First, teenagers feeling their way towards life as an independent adult are unusually sensitive to suggestions that the world is dangerous. Secondly, the mainstream media is difficult for young people, who have not developed the same news consumption habits as older generations. They jump about until something, usually online, 'catches their eye', but often news just becomes wallpaper.
A group of American academics at Northwestern University, researching how teenagers digest the news, reported in January 2008 that young people felt 'hopeless and powerless' when they read or hear about crises at home and abroad. 'For teens, news is stressful and reminds them of the peril in the world,' their report says.
I well remember having sleepless nights in the 1980s about what I and my friends felt sure was an imminent and unavoidable nuclear war: we all joined youth CND out of sheer panic about being wiped out. For his part, Nigel Richardson remembers sitting in class during the Cuban missile crisis and wondering if he and the school would still be there the next day. These days, parents say that younger teenagers tend to come home sobbing about climate change - but if we're not careful it could now be nuclear power and the turmoil in the Middle East as well.
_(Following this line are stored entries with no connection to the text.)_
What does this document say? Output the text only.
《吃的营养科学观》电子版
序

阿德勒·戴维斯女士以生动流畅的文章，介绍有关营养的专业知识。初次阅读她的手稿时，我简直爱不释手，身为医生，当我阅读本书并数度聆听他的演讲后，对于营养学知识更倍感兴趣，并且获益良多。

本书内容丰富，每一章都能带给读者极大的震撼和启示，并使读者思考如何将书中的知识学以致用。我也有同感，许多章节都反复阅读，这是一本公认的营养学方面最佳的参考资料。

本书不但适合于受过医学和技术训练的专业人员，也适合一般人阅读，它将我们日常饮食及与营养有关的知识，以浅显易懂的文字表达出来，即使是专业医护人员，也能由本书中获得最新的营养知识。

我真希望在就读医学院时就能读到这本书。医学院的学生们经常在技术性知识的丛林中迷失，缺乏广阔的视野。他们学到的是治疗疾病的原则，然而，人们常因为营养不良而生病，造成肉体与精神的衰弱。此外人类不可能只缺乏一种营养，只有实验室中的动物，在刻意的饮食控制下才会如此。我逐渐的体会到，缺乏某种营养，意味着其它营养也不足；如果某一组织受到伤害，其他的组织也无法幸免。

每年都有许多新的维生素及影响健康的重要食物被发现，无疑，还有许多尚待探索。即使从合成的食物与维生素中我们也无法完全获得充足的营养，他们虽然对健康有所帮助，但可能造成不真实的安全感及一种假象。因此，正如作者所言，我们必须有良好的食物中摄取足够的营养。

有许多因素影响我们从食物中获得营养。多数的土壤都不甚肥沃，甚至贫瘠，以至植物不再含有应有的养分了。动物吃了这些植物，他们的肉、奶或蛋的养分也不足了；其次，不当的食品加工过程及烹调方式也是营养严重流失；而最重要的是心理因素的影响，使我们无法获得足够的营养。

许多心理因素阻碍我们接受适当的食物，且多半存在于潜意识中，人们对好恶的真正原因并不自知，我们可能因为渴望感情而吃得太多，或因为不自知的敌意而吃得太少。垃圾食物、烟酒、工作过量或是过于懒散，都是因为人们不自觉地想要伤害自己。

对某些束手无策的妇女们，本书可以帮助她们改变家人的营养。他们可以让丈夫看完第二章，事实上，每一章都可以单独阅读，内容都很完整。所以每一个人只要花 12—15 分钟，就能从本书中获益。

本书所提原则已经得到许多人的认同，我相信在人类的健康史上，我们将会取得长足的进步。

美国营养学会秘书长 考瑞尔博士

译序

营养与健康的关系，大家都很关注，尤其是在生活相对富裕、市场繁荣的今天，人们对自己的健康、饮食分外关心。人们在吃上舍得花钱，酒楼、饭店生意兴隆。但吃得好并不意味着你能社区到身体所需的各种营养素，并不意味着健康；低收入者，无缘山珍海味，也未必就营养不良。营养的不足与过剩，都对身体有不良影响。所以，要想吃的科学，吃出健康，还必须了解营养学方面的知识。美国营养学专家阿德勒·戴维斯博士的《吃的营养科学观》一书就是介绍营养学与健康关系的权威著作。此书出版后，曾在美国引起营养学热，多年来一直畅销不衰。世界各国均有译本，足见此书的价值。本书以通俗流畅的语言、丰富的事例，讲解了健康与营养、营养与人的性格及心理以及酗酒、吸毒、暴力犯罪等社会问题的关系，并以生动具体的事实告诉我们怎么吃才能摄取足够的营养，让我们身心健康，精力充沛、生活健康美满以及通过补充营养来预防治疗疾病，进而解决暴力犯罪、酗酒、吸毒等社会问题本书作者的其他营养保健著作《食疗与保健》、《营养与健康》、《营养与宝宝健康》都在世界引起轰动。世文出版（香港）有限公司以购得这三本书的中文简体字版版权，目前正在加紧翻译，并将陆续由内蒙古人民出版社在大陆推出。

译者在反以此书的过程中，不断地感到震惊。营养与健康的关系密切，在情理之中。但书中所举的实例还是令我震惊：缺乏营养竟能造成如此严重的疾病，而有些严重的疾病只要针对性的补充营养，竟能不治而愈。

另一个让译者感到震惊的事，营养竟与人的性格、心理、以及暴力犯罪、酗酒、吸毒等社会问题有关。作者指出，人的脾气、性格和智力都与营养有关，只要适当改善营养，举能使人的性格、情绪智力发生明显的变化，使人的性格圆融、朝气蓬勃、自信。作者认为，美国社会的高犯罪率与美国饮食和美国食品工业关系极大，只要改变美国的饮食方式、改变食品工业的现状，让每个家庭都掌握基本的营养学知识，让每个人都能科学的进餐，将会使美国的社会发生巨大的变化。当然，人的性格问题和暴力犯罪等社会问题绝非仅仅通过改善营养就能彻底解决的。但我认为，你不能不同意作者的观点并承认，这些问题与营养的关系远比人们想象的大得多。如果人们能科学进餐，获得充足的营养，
Do, what can we do?
These days, media saturation has turned suggestions that the world might be perilous into a constant, deafening roar. "The foreign correspondents are heroic, but for children it's just the same disaster being played out repeatedly." says Dr Richardson. "Schools should emphasise to parents to avoid 24 hour news being on hour after hour."
The US researchers recommend that parents and schools point teenagers towards reliable and easily digestible news source. But these news sources have to provide a different sort of news analysis specifically for a teenage mindset offering good sources of information and understanding, and a springboard for debate and action 'to diminish the negative associations teens have with news and to lift their feelings of hopelessness and powerlessness'.
Being encouraged to research the sources of anxiety and write about their feelings of peril also helps, as does finding out how to take positive action. At The Day, we try not to assume any prior knowledge of a topic, and provide a background Q & A, debating topics and follow-up activities on each story.
Crucially, it's important not to try to shield you teenager too much. Vicky Tuck, Headmistress of Cheltenham Ladies College, says 9/11 was a turning point for her, realising that the school had to lead calmly through reactions to crises. After the Japanese earthquake, she brought the school together to talk about it, then to raise money for charity - a great way of feeling useful.
She also approves of teachers using news media in class in a responsible way. "One of the purposes of education is to enable people to cope with uncertainty, doubt and risk, but to do that in a supportive way. So you have to make sure they understand what's going on."
And there's a valuable dividend. Because a teenager is on such a dramatic journey of self-discovery, being able to understand, digest and debate the news can bring feelings of pride to counteract their anxiety and become part of a new, news-aware 'persona'. Some of the pupils in the US study even enjoyed standing out from the crowd by becoming the 'go to' guy on what's in the news.
As a journalist who has enjoyed a fascinating career in both politics and media, I would argue that this burgeoning sense of oneself as an active participant in thereat global conversation should be cultivated in any teenager who shows signs of sensitivity to or interest in the news. Who knows? Given the right sort of encouragement, that particularly argumentative and opinionated rebel in the back row could be a future prime minister or media magnate.